I'm starting to gain new respect for President Bush. Wow, that's a scary thought.
Sure, he was an impulsive, narcissistic little man of at-best average intellect, who acted on his "gut" even when it was as empty as his head. Sure, he had a Manichean world-view and split the world into those who are "with us" or "against us." Sure, he pursued an economic philosophy (if you can call three or four words strung together at a time, usually with improper syntax, the rudiments of a philosophy) that led to the Great Recession and a trillion dollar deficit to support a massive redistribution of income from the middle class to the super-rich. Sure, he loved cowboys so much he bought a ranch as a prop for his first presidential campaign and confused world leadership with a John Wayne movie. And sure, when he listened to his psychopathic sidekick, Karl Rove, he did some pretty shady things -- which was a lot of the time.
OK, so W. had his flaws.
But even when he was lying through his teeth, lying through somebody else's teeth (like Colin Powell's at the United Nations), or bombing the wrong country, you knew where he stood. He had beliefs. He had principles. He had values.
Mind you, I didn't agree with any of those beliefs, principles, or values. But once Bush took off the "compassionate conservative" Halloween costume he wore for the 2000 election, he generally told us what he believed in and pursued it as vigorously as he asserted it.
For example, Bush thought gay people like his vice president's daughter were a threat to civilization (okay, maybe he had a point about Liz Cheney), so he tried to sell a Constitutional amendment to make them the official lepers of the United States (since both he and Jeb still needed Hispanics, and we already had a national flower).
He believed abortion was murder and that premarital sex was a sin (once he was no longer premarital, of course), so he used the big stick of both U.S. aid abroad and the federal government at home to prevent everyone he could from getting an abortion, a condom, or accurate information about birth control.
He thought everyone should be able to carry an AK-47 into church, so he opened an office of faith-based initiatives and let the ban on assault weapons sunset.
And he believed that monopolies constitute a free market and that profits are good no matter how you get them, so he gave taxpayer subsidies to oil companies while gas was at $4.00 a gallon and handed the national car keys to Wall Street traders along with a fifth of Jack Daniels and a race track.
Okay, so he wasn't among, say, our top 43 presidents.
But I wouldn't mind hearing about values from our current president. And more importantly, I wouldn't mind seeing him act on them, whatever they are.
No, compromise doesn't count as a value. And personally, I'm over "let me talk about personal responsibility in front of a black audience because everybody likes that." It was inspiring the first couple of times, but it's starting to reinforce white people's stereotypes that all black people need a talking-to about personal responsibility.
Speaking of personal responsibility, let's set aside for a moment the fact that Obama brought on the fellas who crashed the economy to fix it and hasn't fired or investigated anyone who caused the Great Recession or who continues to suck bonuses from the blood of our 401(k)s. That would be looking backward, and we're supposed to look forward. And forget about the wiretapping, the extraordinary renditions, all that civil liberties stuff. That would be looking forward, and we're supposed to be looking away. No one really knows why he's taken the positions he has on those issues because the reasons are all either classified or locked up in some jail cell in some country far away with duct tape over its mouth.
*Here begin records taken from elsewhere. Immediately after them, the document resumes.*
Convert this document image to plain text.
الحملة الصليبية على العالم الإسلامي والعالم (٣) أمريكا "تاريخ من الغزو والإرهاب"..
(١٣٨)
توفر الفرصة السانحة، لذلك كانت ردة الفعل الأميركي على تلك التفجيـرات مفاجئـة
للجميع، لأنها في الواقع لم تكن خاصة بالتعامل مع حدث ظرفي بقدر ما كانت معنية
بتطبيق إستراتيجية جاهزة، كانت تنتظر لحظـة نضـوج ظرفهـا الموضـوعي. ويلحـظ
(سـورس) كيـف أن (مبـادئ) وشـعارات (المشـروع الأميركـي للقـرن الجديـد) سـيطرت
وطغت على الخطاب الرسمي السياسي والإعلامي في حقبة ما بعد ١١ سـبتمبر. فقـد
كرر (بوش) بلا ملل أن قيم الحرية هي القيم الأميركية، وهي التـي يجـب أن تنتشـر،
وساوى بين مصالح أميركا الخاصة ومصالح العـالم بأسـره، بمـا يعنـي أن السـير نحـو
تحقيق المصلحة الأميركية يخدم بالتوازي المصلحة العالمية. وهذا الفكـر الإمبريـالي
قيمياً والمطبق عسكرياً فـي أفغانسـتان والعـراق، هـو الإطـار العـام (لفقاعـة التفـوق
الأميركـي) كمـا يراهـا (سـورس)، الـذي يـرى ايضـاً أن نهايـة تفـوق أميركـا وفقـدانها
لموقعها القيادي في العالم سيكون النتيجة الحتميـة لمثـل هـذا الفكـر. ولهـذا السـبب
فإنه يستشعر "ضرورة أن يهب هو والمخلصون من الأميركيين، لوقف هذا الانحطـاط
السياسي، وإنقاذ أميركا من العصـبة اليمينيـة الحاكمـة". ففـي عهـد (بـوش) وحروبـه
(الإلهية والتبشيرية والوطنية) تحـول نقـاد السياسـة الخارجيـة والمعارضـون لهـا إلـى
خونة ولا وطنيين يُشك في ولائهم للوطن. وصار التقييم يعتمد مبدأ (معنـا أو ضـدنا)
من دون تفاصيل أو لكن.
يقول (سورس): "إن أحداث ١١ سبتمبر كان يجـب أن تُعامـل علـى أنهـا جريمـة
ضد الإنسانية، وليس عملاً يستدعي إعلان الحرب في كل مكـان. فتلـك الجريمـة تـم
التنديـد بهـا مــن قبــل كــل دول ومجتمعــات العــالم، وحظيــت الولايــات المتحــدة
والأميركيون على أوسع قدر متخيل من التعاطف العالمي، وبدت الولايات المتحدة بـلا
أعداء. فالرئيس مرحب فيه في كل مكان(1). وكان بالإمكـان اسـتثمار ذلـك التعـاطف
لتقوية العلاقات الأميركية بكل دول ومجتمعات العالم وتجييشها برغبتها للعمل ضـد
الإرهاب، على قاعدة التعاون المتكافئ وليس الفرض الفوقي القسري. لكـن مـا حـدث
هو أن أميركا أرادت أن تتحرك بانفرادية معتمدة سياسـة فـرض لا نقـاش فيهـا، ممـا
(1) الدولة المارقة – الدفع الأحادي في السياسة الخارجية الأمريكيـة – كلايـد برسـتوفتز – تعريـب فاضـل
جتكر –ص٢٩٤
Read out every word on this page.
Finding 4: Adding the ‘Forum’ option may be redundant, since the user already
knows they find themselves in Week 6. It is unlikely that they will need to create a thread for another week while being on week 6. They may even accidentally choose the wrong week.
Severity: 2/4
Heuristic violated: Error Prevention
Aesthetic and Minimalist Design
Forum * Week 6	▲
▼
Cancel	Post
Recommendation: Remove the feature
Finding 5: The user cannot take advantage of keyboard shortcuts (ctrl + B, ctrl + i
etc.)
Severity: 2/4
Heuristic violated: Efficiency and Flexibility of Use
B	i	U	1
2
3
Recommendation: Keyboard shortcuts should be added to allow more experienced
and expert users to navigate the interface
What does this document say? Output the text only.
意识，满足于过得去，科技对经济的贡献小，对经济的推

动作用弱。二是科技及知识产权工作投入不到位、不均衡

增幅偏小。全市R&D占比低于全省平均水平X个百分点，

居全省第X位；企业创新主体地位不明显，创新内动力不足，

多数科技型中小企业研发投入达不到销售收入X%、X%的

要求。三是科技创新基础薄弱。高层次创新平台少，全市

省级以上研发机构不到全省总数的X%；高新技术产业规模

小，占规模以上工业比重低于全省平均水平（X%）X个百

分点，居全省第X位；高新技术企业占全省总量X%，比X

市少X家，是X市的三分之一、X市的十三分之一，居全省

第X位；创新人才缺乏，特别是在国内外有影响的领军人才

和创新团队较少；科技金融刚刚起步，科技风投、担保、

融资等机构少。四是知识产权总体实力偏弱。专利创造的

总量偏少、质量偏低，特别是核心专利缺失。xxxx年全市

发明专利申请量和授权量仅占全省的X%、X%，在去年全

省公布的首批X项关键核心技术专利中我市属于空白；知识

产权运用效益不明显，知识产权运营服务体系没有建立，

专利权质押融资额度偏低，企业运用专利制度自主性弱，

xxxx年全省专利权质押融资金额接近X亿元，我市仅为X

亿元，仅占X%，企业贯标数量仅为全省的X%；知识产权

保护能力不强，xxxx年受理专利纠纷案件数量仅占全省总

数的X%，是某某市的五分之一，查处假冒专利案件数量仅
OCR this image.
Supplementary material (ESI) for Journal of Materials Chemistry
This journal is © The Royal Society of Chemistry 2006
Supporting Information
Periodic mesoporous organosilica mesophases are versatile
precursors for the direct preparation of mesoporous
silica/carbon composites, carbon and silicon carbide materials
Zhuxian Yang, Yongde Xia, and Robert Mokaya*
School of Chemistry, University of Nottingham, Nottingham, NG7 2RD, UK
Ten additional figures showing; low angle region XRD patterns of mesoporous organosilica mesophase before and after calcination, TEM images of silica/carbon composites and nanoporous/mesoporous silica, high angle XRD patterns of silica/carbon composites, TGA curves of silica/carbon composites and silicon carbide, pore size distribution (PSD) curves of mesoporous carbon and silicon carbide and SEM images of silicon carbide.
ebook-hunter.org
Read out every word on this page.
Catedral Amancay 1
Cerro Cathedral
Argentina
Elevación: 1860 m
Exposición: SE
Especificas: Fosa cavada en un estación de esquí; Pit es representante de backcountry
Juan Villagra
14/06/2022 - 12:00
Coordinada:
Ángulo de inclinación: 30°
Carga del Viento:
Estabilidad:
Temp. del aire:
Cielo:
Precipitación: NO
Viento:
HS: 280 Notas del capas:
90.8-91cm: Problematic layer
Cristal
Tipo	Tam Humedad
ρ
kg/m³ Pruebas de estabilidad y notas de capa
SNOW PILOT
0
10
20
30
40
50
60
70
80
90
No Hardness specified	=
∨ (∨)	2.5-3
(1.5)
Let's just stick with one issue, health care. The president is right: we can all agree on about 80 percent. Insurance companies should have to reimburse doctors for the KY if they're going to allow prostate exams during men's yearly physicals. That's preventive care, and we're all for that. Nor should they be able to exclude people for coverage who have pre-existing conditions, cut people off on a pretext when they're in the middle of a costly illness, or impose annual or lifetime caps on medical expenses, especially when they're going to get 46 million new customers. And pharmaceutical companies should be able to set their own prices without negotiation if they agree not to oppose health care reform the way they did in 1994, continue giving millions to members of Congressional committees that deal with health care, and run $150 million in ads for the president's plan produced by the firms that ran his campaign so they have some cash to tide them over until 2012. Well, maybe we don't all agree on that last one.
But then there's the other 20 percent. Let's set aside for a moment how we're going to keep costs down if we don't ask anything much of the insurance companies, the pharmaceutical industry, or the upper 1 percent of Americans, for whom tax increases somehow got off the table. (The answer: tax the health care benefits of middle class Americans and cut the waste from Medicare and hope you don't accidentally cut essential benefits to seniors.)
No one seems to notice that the president who believes social issues are so "90's," "retro," and "distracting" that he can just avoid them until the "real" issues have been settled (by which point he will likely have lost his super-majorities in one or both houses of Congress) has actually been steadily reinforcing the conservative position on every one of them.